Fungal multicellularity results from connected hyphae102. Diverse genes involved in hyphal multicellularity were present in the ancestors of three lineages of unicellular fungi (Blastocladiomycota, Chytridiomycota and Zoopagomycota; BCZ nodes)103. To ascertain whether they were also present in other deep-branching Holomycota with unicellular members, we reconstructed the evolutionary history of 619 hyphal morphogenesis proteins103, which were grouped into ten functional categories (see ‘Methods’, Supplementary Data 6 and Supplementary Fig. 13). Our results showed that most hyphal morphogenesis genes were not only present in the last common fungal ancestor but also in other unicellular holomycotan relatives, indicating that they evolved well before the origin of fungal multicellularity (Fig. 5a). This pattern could be observed for all functional categories with the clear exception of the adhesion proteins, most of which only occur in Dikarya (Supplementary Fig. 13), reinforcing previous conclusions that adhesion proteins played a marginal role in the early evolution of hyphae103 but highlighting their crucial role in the current (fruiting body-producing) hyphal-based multicellularity.

Fig. 5: Hyphae-related genes across Holomycota.
figure 5

a Cladogram of Holomycota depicting the phylogenetic relationships according to the GBE59 phylogenomic reconstruction.
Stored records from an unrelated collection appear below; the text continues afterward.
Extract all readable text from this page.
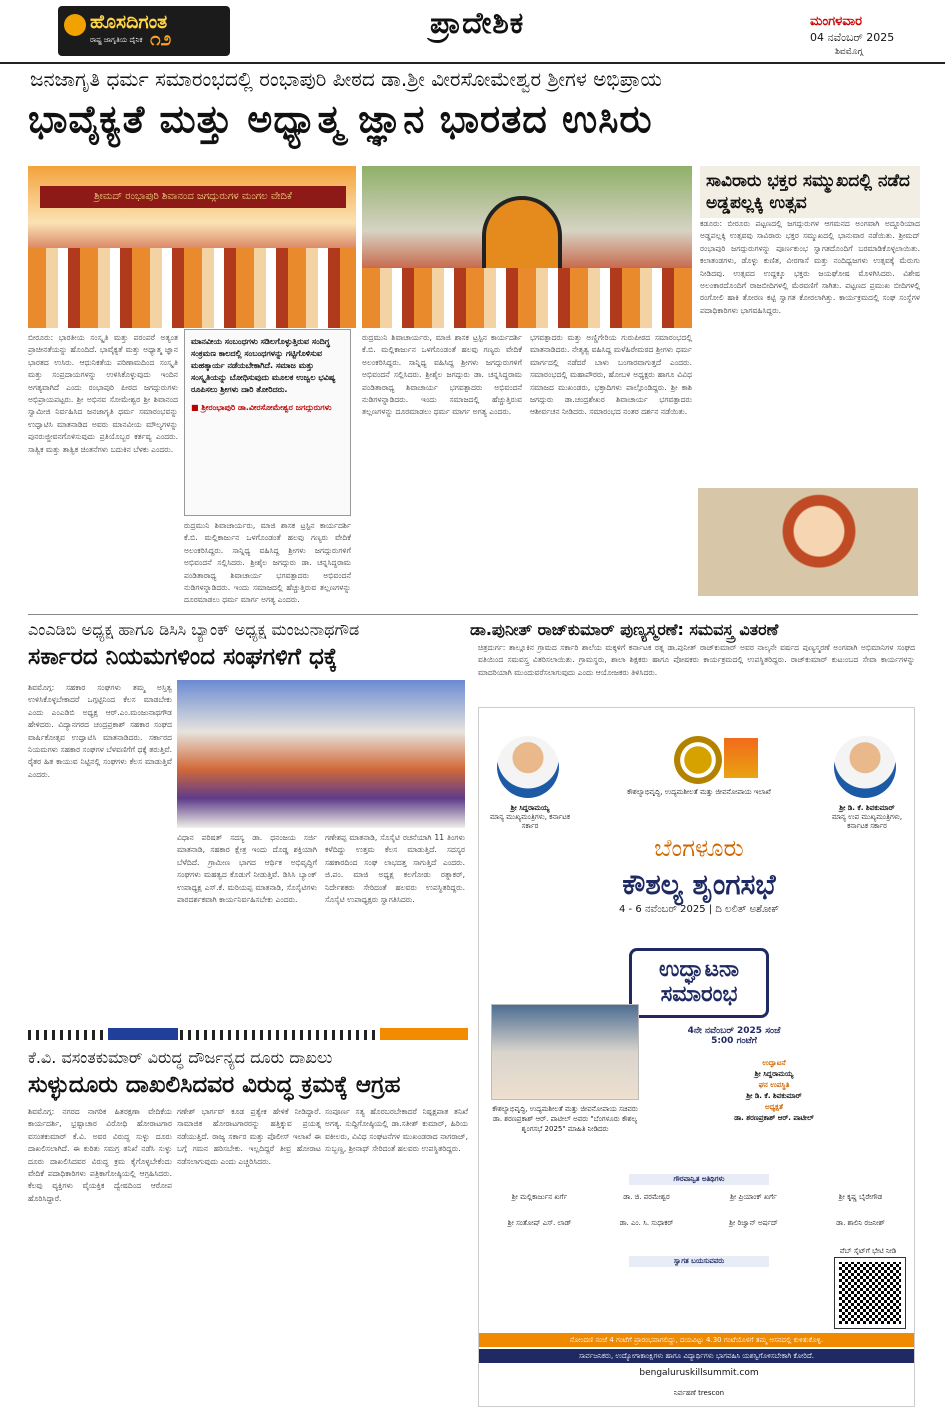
ಹೊಸದಿಗಂತ
ರಾಷ್ಟ್ರ ಜಾಗೃತಿಯ ದೈನಿಕ ೧೨	ಪ್ರಾದೇಶಿಕ	ಮಂಗಳವಾರ
04 ನವೆಂಬರ್ 2025
ಶಿವಮೊಗ್ಗ
ಜನಜಾಗೃತಿ ಧರ್ಮ ಸಮಾರಂಭದಲ್ಲಿ ರಂಭಾಪುರಿ ಪೀಠದ ಡಾ.ಶ್ರೀ ವೀರಸೋಮೇಶ್ವರ ಶ್ರೀಗಳ ಅಭಿಪ್ರಾಯ
ಭಾವೈಕ್ಯತೆ ಮತ್ತು ಅಧ್ಯಾತ್ಮ ಜ್ಞಾನ ಭಾರತದ ಉಸಿರು
ಶ್ರೀಮದ್ ರಂಭಾಪುರಿ ಶಿವಾನಂದ ಜಗದ್ಗುರುಗಳ ಮಂಗಲ ವೇದಿಕೆ
ಸಾವಿರಾರು ಭಕ್ತರ ಸಮ್ಮುಖದಲ್ಲಿ ನಡೆದ ಅಡ್ಡಪಲ್ಲಕ್ಕಿ ಉತ್ಸವ
ಕಡೂರು: ಬೀರೂರು ಪಟ್ಟಣದಲ್ಲಿ ಜಗದ್ಗುರುಗಳ ಆಗಮನದ ಅಂಗವಾಗಿ ಅದ್ದೂರಿಯಾದ ಅಡ್ಡಪಲ್ಲಕ್ಕಿ ಉತ್ಸವವು ಸಾವಿರಾರು ಭಕ್ತರ ಸಮ್ಮುಖದಲ್ಲಿ ಭಾನುವಾರ ನಡೆಯಿತು. ಶ್ರೀಮದ್ ರಂಭಾಪುರಿ ಜಗದ್ಗುರುಗಳನ್ನು ಪೂರ್ಣಕುಂಭ ಸ್ವಾಗತದೊಂದಿಗೆ ಬರಮಾಡಿಕೊಳ್ಳಲಾಯಿತು. ಕಲಾತಂಡಗಳು, ಡೊಳ್ಳು ಕುಣಿತ, ವೀರಗಾಸೆ ಮತ್ತು ನಂದಿಧ್ವಜಗಳು ಉತ್ಸವಕ್ಕೆ ಮೆರುಗು ನೀಡಿದವು. ಉತ್ಸವದ ಉದ್ದಕ್ಕೂ ಭಕ್ತರು ಜಯಘೋಷ ಮೊಳಗಿಸಿದರು. ವಿಶೇಷ ಅಲಂಕಾರದೊಂದಿಗೆ ರಾಜಬೀದಿಗಳಲ್ಲಿ ಮೆರವಣಿಗೆ ಸಾಗಿತು. ಪಟ್ಟಣದ ಪ್ರಮುಖ ಬೀದಿಗಳಲ್ಲಿ ರಂಗೋಲಿ ಹಾಕಿ ತೋರಣ ಕಟ್ಟಿ ಸ್ವಾಗತ ಕೋರಲಾಗಿತ್ತು. ಕಾರ್ಯಕ್ರಮದಲ್ಲಿ ಸಂಘ ಸಂಸ್ಥೆಗಳ ಪದಾಧಿಕಾರಿಗಳು ಭಾಗವಹಿಸಿದ್ದರು.
ಬೀರೂರು: ಭಾರತೀಯ ಸಂಸ್ಕೃತಿ ಮತ್ತು ಪರಂಪರೆ ಅತ್ಯಂತ ಪ್ರಾಚೀನತೆಯನ್ನು ಹೊಂದಿದೆ. ಭಾವೈಕ್ಯತೆ ಮತ್ತು ಅಧ್ಯಾತ್ಮ ಜ್ಞಾನ ಭಾರತದ ಉಸಿರು. ಆಧುನಿಕತೆಯ ಪರಿಣಾಮದಿಂದ ಸಂಸ್ಕೃತಿ ಮತ್ತು ಸಂಪ್ರದಾಯಗಳನ್ನು ಉಳಿಸಿಕೊಳ್ಳುವುದು ಇಂದಿನ ಅಗತ್ಯವಾಗಿದೆ ಎಂದು ರಂಭಾಪುರಿ ಪೀಠದ ಜಗದ್ಗುರುಗಳು ಅಭಿಪ್ರಾಯಪಟ್ಟರು. ಶ್ರೀ ಅಭಿನವ ಸೋಮೇಶ್ವರ ಶ್ರೀ ಶಿವಾನಂದ ಸ್ವಾಮೀಜಿ ನಿರ್ವಹಿಸಿದ ಜನಜಾಗೃತಿ ಧರ್ಮ ಸಮಾರಂಭವನ್ನು ಉದ್ಘಾಟಿಸಿ ಮಾತನಾಡಿದ ಅವರು ಮಾನವೀಯ ಮೌಲ್ಯಗಳನ್ನು ಪುನರುಜ್ಜೀವನಗೊಳಿಸುವುದು ಪ್ರತಿಯೊಬ್ಬರ ಕರ್ತವ್ಯ ಎಂದರು. ಸಾತ್ವಿಕ ಮತ್ತು ತಾತ್ವಿಕ ಚಿಂತನೆಗಳು ಬದುಕಿನ ಬೆಳಕು ಎಂದರು.
ಮಾನವೀಯ ಸಂಬಂಧಗಳು ಸಡಿಲಗೊಳ್ಳುತ್ತಿರುವ ಸಂದಿಗ್ಧ ಸಂಕ್ರಮಣ ಕಾಲದಲ್ಲಿ ಸಂಬಂಧಗಳನ್ನು ಗಟ್ಟಿಗೊಳಿಸುವ ಮಹತ್ಕಾರ್ಯ ನಡೆಯಬೇಕಾಗಿದೆ. ಸಮಾಜ ಮತ್ತು ಸಂಸ್ಕೃತಿಯನ್ನು ಬೋಧಿಸುವುದು ಮೂಲಕ ಉಜ್ವಲ ಭವಿಷ್ಯ ರೂಪಿಸಲು ಶ್ರೀಗಳು ದಾರಿ ತೋರಿದರು.
■ ಶ್ರೀರಂಭಾಪುರಿ ಡಾ.ವೀರಸೋಮೇಶ್ವರ ಜಗದ್ಗುರುಗಳು
ರುದ್ರಮುನಿ ಶಿವಾಚಾರ್ಯರು, ಮಾಜಿ ಶಾಸಕ ಟ್ರಸ್ಟಿನ ಕಾರ್ಯದರ್ಶಿ ಕೆ.ಬಿ. ಮಲ್ಲಿಕಾರ್ಜುನ ಒಳಗೊಂಡಂತೆ ಹಲವು ಗಣ್ಯರು ವೇದಿಕೆ ಅಲಂಕರಿಸಿದ್ದರು. ಸಾನ್ನಿಧ್ಯ ವಹಿಸಿದ್ದ ಶ್ರೀಗಳು ಜಗದ್ಗುರುಗಳಿಗೆ ಅಭಿವಂದನೆ ಸಲ್ಲಿಸಿದರು. ಶ್ರೀಶೈಲ ಜಗದ್ಗುರು ಡಾ. ಚನ್ನಸಿದ್ಧರಾಮ ಪಂಡಿತಾರಾಧ್ಯ ಶಿವಾಚಾರ್ಯ ಭಗವತ್ಪಾದರು ಅಭಿವಂದನೆ ನುಡಿಗಳನ್ನಾಡಿದರು. ಇಂದು ಸಮಾಜದಲ್ಲಿ ಹೆಚ್ಚುತ್ತಿರುವ ತಲ್ಲಣಗಳನ್ನು ದೂರಮಾಡಲು ಧರ್ಮ ಮಾರ್ಗ ಅಗತ್ಯ ಎಂದರು.
ರುದ್ರಮುನಿ ಶಿವಾಚಾರ್ಯರು, ಮಾಜಿ ಶಾಸಕ ಟ್ರಸ್ಟಿನ ಕಾರ್ಯದರ್ಶಿ ಕೆ.ಬಿ. ಮಲ್ಲಿಕಾರ್ಜುನ ಒಳಗೊಂಡಂತೆ ಹಲವು ಗಣ್ಯರು ವೇದಿಕೆ ಅಲಂಕರಿಸಿದ್ದರು. ಸಾನ್ನಿಧ್ಯ ವಹಿಸಿದ್ದ ಶ್ರೀಗಳು ಜಗದ್ಗುರುಗಳಿಗೆ ಅಭಿವಂದನೆ ಸಲ್ಲಿಸಿದರು. ಶ್ರೀಶೈಲ ಜಗದ್ಗುರು ಡಾ. ಚನ್ನಸಿದ್ಧರಾಮ ಪಂಡಿತಾರಾಧ್ಯ ಶಿವಾಚಾರ್ಯ ಭಗವತ್ಪಾದರು ಅಭಿವಂದನೆ ನುಡಿಗಳನ್ನಾಡಿದರು. ಇಂದು ಸಮಾಜದಲ್ಲಿ ಹೆಚ್ಚುತ್ತಿರುವ ತಲ್ಲಣಗಳನ್ನು ದೂರಮಾಡಲು ಧರ್ಮ ಮಾರ್ಗ ಅಗತ್ಯ ಎಂದರು.
ಭಗವತ್ಪಾದರು ಮತ್ತು ಅಣ್ಣಿಗೇರಿಯ ಗುರುಪೀಠದ ಸಮಾರಂಭದಲ್ಲಿ ಮಾತನಾಡಿದರು. ನೇತೃತ್ವ ವಹಿಸಿದ್ದ ಮಳೆಹಿರೇಮಠದ ಶ್ರೀಗಳು ಧರ್ಮ ಮಾರ್ಗದಲ್ಲಿ ನಡೆದರೆ ಬಾಳು ಬಂಗಾರವಾಗುತ್ತದೆ ಎಂದರು. ಸಮಾರಂಭದಲ್ಲಿ ಮಹಾಪೌರರು, ಹೋಬಳಿ ಅಧ್ಯಕ್ಷರು ಹಾಗೂ ವಿವಿಧ ಸಮಾಜದ ಮುಖಂಡರು, ಭಕ್ತಾದಿಗಳು ಪಾಲ್ಗೊಂಡಿದ್ದರು. ಶ್ರೀ ಕಾಶಿ ಜಗದ್ಗುರು ಡಾ.ಚಂದ್ರಶೇಖರ ಶಿವಾಚಾರ್ಯ ಭಗವತ್ಪಾದರು ಆಶೀರ್ವಚನ ನೀಡಿದರು. ಸಮಾರಂಭದ ನಂತರ ದರ್ಶನ ನಡೆಯಿತು.
ಎಂಎಡಿಬಿ ಅಧ್ಯಕ್ಷ ಹಾಗೂ ಡಿಸಿಸಿ ಬ್ಯಾಂಕ್ ಅಧ್ಯಕ್ಷ ಮಂಜುನಾಥಗೌಡ
ಸರ್ಕಾರದ ನಿಯಮಗಳಿಂದ ಸಂಘಗಳಿಗೆ ಧಕ್ಕೆ
ಶಿವಮೊಗ್ಗ: ಸಹಕಾರ ಸಂಘಗಳು ತಮ್ಮ ಅಸ್ತಿತ್ವ ಉಳಿಸಿಕೊಳ್ಳಬೇಕಾದರೆ ಒಗ್ಗಟ್ಟಿನಿಂದ ಕೆಲಸ ಮಾಡಬೇಕು ಎಂದು ಎಂಎಡಿಬಿ ಅಧ್ಯಕ್ಷ ಆರ್.ಎಂ.ಮಂಜುನಾಥಗೌಡ ಹೇಳಿದರು. ವಿದ್ಯಾನಗರದ ಚಂದ್ರಪ್ರಕಾಶ್ ಸಹಕಾರ ಸಂಘದ ವಾರ್ಷಿಕೋತ್ಸವ ಉದ್ಘಾಟಿಸಿ ಮಾತನಾಡಿದರು. ಸರ್ಕಾರದ ನಿಯಮಗಳು ಸಹಕಾರ ಸಂಘಗಳ ಬೆಳವಣಿಗೆಗೆ ಧಕ್ಕೆ ತರುತ್ತಿವೆ. ರೈತರ ಹಿತ ಕಾಯುವ ನಿಟ್ಟಿನಲ್ಲಿ ಸಂಘಗಳು ಕೆಲಸ ಮಾಡುತ್ತಿವೆ ಎಂದರು.
ವಿಧಾನ ಪರಿಷತ್ ಸದಸ್ಯ ಡಾ. ಧನಂಜಯ ಸರ್ಜಿ ಮಾತನಾಡಿ, ಸಹಕಾರ ಕ್ಷೇತ್ರ ಇಂದು ದೊಡ್ಡ ಶಕ್ತಿಯಾಗಿ ಬೆಳೆದಿದೆ. ಗ್ರಾಮೀಣ ಭಾಗದ ಆರ್ಥಿಕ ಅಭಿವೃದ್ಧಿಗೆ ಸಂಘಗಳು ಮಹತ್ವದ ಕೊಡುಗೆ ನೀಡುತ್ತಿವೆ. ಡಿಸಿಸಿ ಬ್ಯಾಂಕ್ ಉಪಾಧ್ಯಕ್ಷ ಎಸ್.ಕೆ. ಮರಿಯಪ್ಪ ಮಾತನಾಡಿ, ಸೊಸೈಟಿಗಳು ಪಾರದರ್ಶಕವಾಗಿ ಕಾರ್ಯನಿರ್ವಹಿಸಬೇಕು ಎಂದರು.
ಗಣೇಶಪ್ಪ ಮಾತನಾಡಿ, ಸೊಸೈಟಿ ರಚನೆಯಾಗಿ 11 ತಿಂಗಳು ಕಳೆದಿದ್ದು ಉತ್ತಮ ಕೆಲಸ ಮಾಡುತ್ತಿದೆ. ಸದಸ್ಯರ ಸಹಕಾರದಿಂದ ಸಂಘ ಲಾಭದತ್ತ ಸಾಗುತ್ತಿದೆ ಎಂದರು. ಜಿ.ಪಂ. ಮಾಜಿ ಅಧ್ಯಕ್ಷ ಕಲಗೋಡು ರತ್ನಾಕರ್, ನಿರ್ದೇಶಕರು ಸೇರಿದಂತೆ ಹಲವರು ಉಪಸ್ಥಿತರಿದ್ದರು. ಸೊಸೈಟಿ ಉಪಾಧ್ಯಕ್ಷರು ಸ್ವಾಗತಿಸಿದರು.
ಡಾ.ಪುನೀತ್ ರಾಜ್‌ಕುಮಾರ್ ಪುಣ್ಯಸ್ಮರಣೆ: ಸಮವಸ್ತ್ರ ವಿತರಣೆ
ಚಿತ್ರದುರ್ಗ: ತಾಲ್ಲೂಕಿನ ಗ್ರಾಮದ ಸರ್ಕಾರಿ ಶಾಲೆಯ ಮಕ್ಕಳಿಗೆ ಕರ್ನಾಟಕ ರತ್ನ ಡಾ.ಪುನೀತ್ ರಾಜ್‌ಕುಮಾರ್ ಅವರ ನಾಲ್ಕನೇ ವರ್ಷದ ಪುಣ್ಯಸ್ಮರಣೆ ಅಂಗವಾಗಿ ಅಭಿಮಾನಿಗಳ ಸಂಘದ ವತಿಯಿಂದ ಸಮವಸ್ತ್ರ ವಿತರಿಸಲಾಯಿತು. ಗ್ರಾಮಸ್ಥರು, ಶಾಲಾ ಶಿಕ್ಷಕರು ಹಾಗೂ ಪೋಷಕರು ಕಾರ್ಯಕ್ರಮದಲ್ಲಿ ಉಪಸ್ಥಿತರಿದ್ದರು. ರಾಜ್‌ಕುಮಾರ್ ಕುಟುಂಬದ ಸೇವಾ ಕಾರ್ಯಗಳನ್ನು ಮಾದರಿಯಾಗಿ ಮುಂದುವರೆಸಲಾಗುವುದು ಎಂದು ಆಯೋಜಕರು ತಿಳಿಸಿದರು.
ಶ್ರೀ ಸಿದ್ದರಾಮಯ್ಯ
ಮಾನ್ಯ ಮುಖ್ಯಮಂತ್ರಿಗಳು, ಕರ್ನಾಟಕ ಸರ್ಕಾರ
ಕೌಶಲ್ಯಾಭಿವೃದ್ಧಿ, ಉದ್ಯಮಶೀಲತೆ ಮತ್ತು ಜೀವನೋಪಾಯ ಇಲಾಖೆ
ಶ್ರೀ ಡಿ. ಕೆ. ಶಿವಕುಮಾರ್
ಮಾನ್ಯ ಉಪ ಮುಖ್ಯಮಂತ್ರಿಗಳು, ಕರ್ನಾಟಕ ಸರ್ಕಾರ
ಬೆಂಗಳೂರು
ಕೌಶಲ್ಯ ಶೃಂಗಸಭೆ
4 - 6 ನವೆಂಬರ್ 2025 | ದಿ ಲಲಿತ್ ಅಶೋಕ್
ಉದ್ಘಾಟನಾ ಸಮಾರಂಭ
4ನೇ ನವೆಂಬರ್ 2025 ಸಂಜೆ 5:00 ಗಂಟೆಗೆ
ಕೌಶಲ್ಯಾಭಿವೃದ್ಧಿ, ಉದ್ಯಮಶೀಲತೆ ಮತ್ತು ಜೀವನೋಪಾಯ ಸಚಿವರು ಡಾ. ಶರಣಪ್ರಕಾಶ್ ಆರ್. ಪಾಟೀಲ್ ಅವರು "ಬೆಂಗಳೂರು ಕೌಶಲ್ಯ ಶೃಂಗಸಭೆ 2025" ಮಾಹಿತಿ ನೀಡಿದರು
ಉದ್ಘಾಟನೆ
ಶ್ರೀ ಸಿದ್ದರಾಮಯ್ಯ
ಘನ ಉಪಸ್ಥಿತಿ
ಶ್ರೀ ಡಿ. ಕೆ. ಶಿವಕುಮಾರ್
ಅಧ್ಯಕ್ಷತೆ
ಡಾ. ಶರಣಪ್ರಕಾಶ್ ಆರ್. ಪಾಟೀಲ್
ಗೌರವಾನ್ವಿತ ಅತಿಥಿಗಳು
ಶ್ರೀ ಮಲ್ಲಿಕಾರ್ಜುನ ಖರ್ಗೆ	ಡಾ. ಜಿ. ಪರಮೇಶ್ವರ	ಶ್ರೀ ಪ್ರಿಯಾಂಕ್ ಖರ್ಗೆ	ಶ್ರೀ ಕೃಷ್ಣ ಬೈರೇಗೌಡ
ಶ್ರೀ ಸಂತೋಷ್ ಎಸ್. ಲಾಡ್	ಡಾ. ಎಂ. ಸಿ. ಸುಧಾಕರ್	ಶ್ರೀ ರಿಜ್ವಾನ್ ಅರ್ಷದ್	ಡಾ. ಶಾಲಿನಿ ರಜನೀಶ್
ಸ್ವಾಗತ ಬಯಸುವವರು
ವೆಬ್ ಸೈಟ್‌ಗೆ ಭೇಟಿ ನೀಡಿ
ನೋಂದಣಿ ಸಂಜೆ 4 ಗಂಟೆಗೆ ಪ್ರಾರಂಭವಾಗಲಿದ್ದು, ದಯವಿಟ್ಟು 4.30 ಗಂಟೆಯೊಳಗೆ ತಮ್ಮ ಆಸನದಲ್ಲಿ ಕುಳಿತುಕೊಳ್ಳಿ.
ಸಾರ್ವಜನಿಕರು, ಉದ್ಯೋಗಾಕಾಂಕ್ಷಿಗಳು ಹಾಗೂ ವಿದ್ಯಾರ್ಥಿಗಳು ಭಾಗವಹಿಸಿ ಯಶಸ್ವಿಗೊಳಿಸಬೇಕಾಗಿ ಕೋರಿದೆ.
bengaluruskillsummit.com
ನಿರ್ವಹಣೆ trescon
ಕೆ.ವಿ. ವಸಂತಕುಮಾರ್ ವಿರುದ್ಧ ದೌರ್ಜನ್ಯದ ದೂರು ದಾಖಲು
ಸುಳ್ಳುದೂರು ದಾಖಲಿಸಿದವರ ವಿರುದ್ಧ ಕ್ರಮಕ್ಕೆ ಆಗ್ರಹ
ಶಿವಮೊಗ್ಗ: ನಗರದ ನಾಗರಿಕ ಹಿತರಕ್ಷಣಾ ವೇದಿಕೆಯ ಕಾರ್ಯದರ್ಶಿ, ಭ್ರಷ್ಟಾಚಾರ ವಿರೋಧಿ ಹೋರಾಟಗಾರ ವಸಂತಕುಮಾರ್ ಕೆ.ವಿ. ಅವರ ವಿರುದ್ಧ ಸುಳ್ಳು ದೂರು ದಾಖಲಿಸಲಾಗಿದೆ. ಈ ಕುರಿತು ಸಮಗ್ರ ತನಿಖೆ ನಡೆಸಿ ಸುಳ್ಳು ದೂರು ದಾಖಲಿಸಿದವರ ವಿರುದ್ಧ ಕ್ರಮ ಕೈಗೊಳ್ಳಬೇಕೆಂದು ವೇದಿಕೆ ಪದಾಧಿಕಾರಿಗಳು ಪತ್ರಿಕಾಗೋಷ್ಠಿಯಲ್ಲಿ ಆಗ್ರಹಿಸಿದರು. ಕೆಲವು ವ್ಯಕ್ತಿಗಳು ವೈಯಕ್ತಿಕ ದ್ವೇಷದಿಂದ ಆರೋಪ ಹೊರಿಸಿದ್ದಾರೆ.
ಗಣೇಶ್ ಭಾರ್ಗವ್ ಕೂಡ ಪ್ರತ್ಯೇಕ ಹೇಳಿಕೆ ನೀಡಿದ್ದಾರೆ. ಸಾಮಾಜಿಕ ಹೋರಾಟಗಾರರನ್ನು ಹತ್ತಿಕ್ಕುವ ಪ್ರಯತ್ನ ನಡೆಯುತ್ತಿದೆ. ರಾಜ್ಯ ಸರ್ಕಾರ ಮತ್ತು ಪೊಲೀಸ್ ಇಲಾಖೆ ಈ ಬಗ್ಗೆ ಗಮನ ಹರಿಸಬೇಕು. ಇಲ್ಲದಿದ್ದರೆ ತೀವ್ರ ಹೋರಾಟ ನಡೆಸಲಾಗುವುದು ಎಂದು ಎಚ್ಚರಿಸಿದರು.
ಸಂಪೂರ್ಣ ಸತ್ಯ ಹೊರಬರಬೇಕಾದರೆ ನಿಷ್ಪಕ್ಷಪಾತ ತನಿಖೆ ಅಗತ್ಯ. ಸುದ್ದಿಗೋಷ್ಠಿಯಲ್ಲಿ ಡಾ.ಸತೀಶ್ ಕುಮಾರ್, ಹಿರಿಯ ವಕೀಲರು, ವಿವಿಧ ಸಂಘಟನೆಗಳ ಮುಖಂಡರಾದ ನಾಗರಾಜ್, ಸುಬ್ಬಣ್ಣ, ಶ್ರೀನಾಥ್ ಸೇರಿದಂತೆ ಹಲವರು ಉಪಸ್ಥಿತರಿದ್ದರು.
Bubble size on the nodes and tips represents the total number of reconstructed ancestral and extant hyphal multicellularity-related proteins. CBZ (Chytridiomycota, Blastocladiomycota and Zoopagomycota) and NRA (nucleariids, Rozellida–Microsporidia and Aphelida) nodes are indicated with letters within the corresponding bubbles. Unicellular lineages are highlighted in colours according to their taxonomic affiliation (bottom to top: Amoebozoa [yellow], Apusomonadida [light green], Holozoa [dark green], nucleariids [light blue], Rozellida–Microsporidia [purple], Aphelida [pink], Chytridiomycota [violet], Sanchytriomycota–Blastocladiomycota [red] and Zoopagomycota [orange]). b Presence/absence heatmap of 619 hyphal morphogenesis proteins in 59 unicellular (taxa are colour-highlighted as in a) and multicellular (not colour-highlighted) eukaryotic proteomes. Gene presence is depicted in blue and absence in white. c Heatmap clustered by similarity showing the correlation between unicellular (taxa are colour-highlighted as in a) and multicellular (not colour-highlighted) taxa according to the presence/absence of hyphal morphogenesis gene proteins.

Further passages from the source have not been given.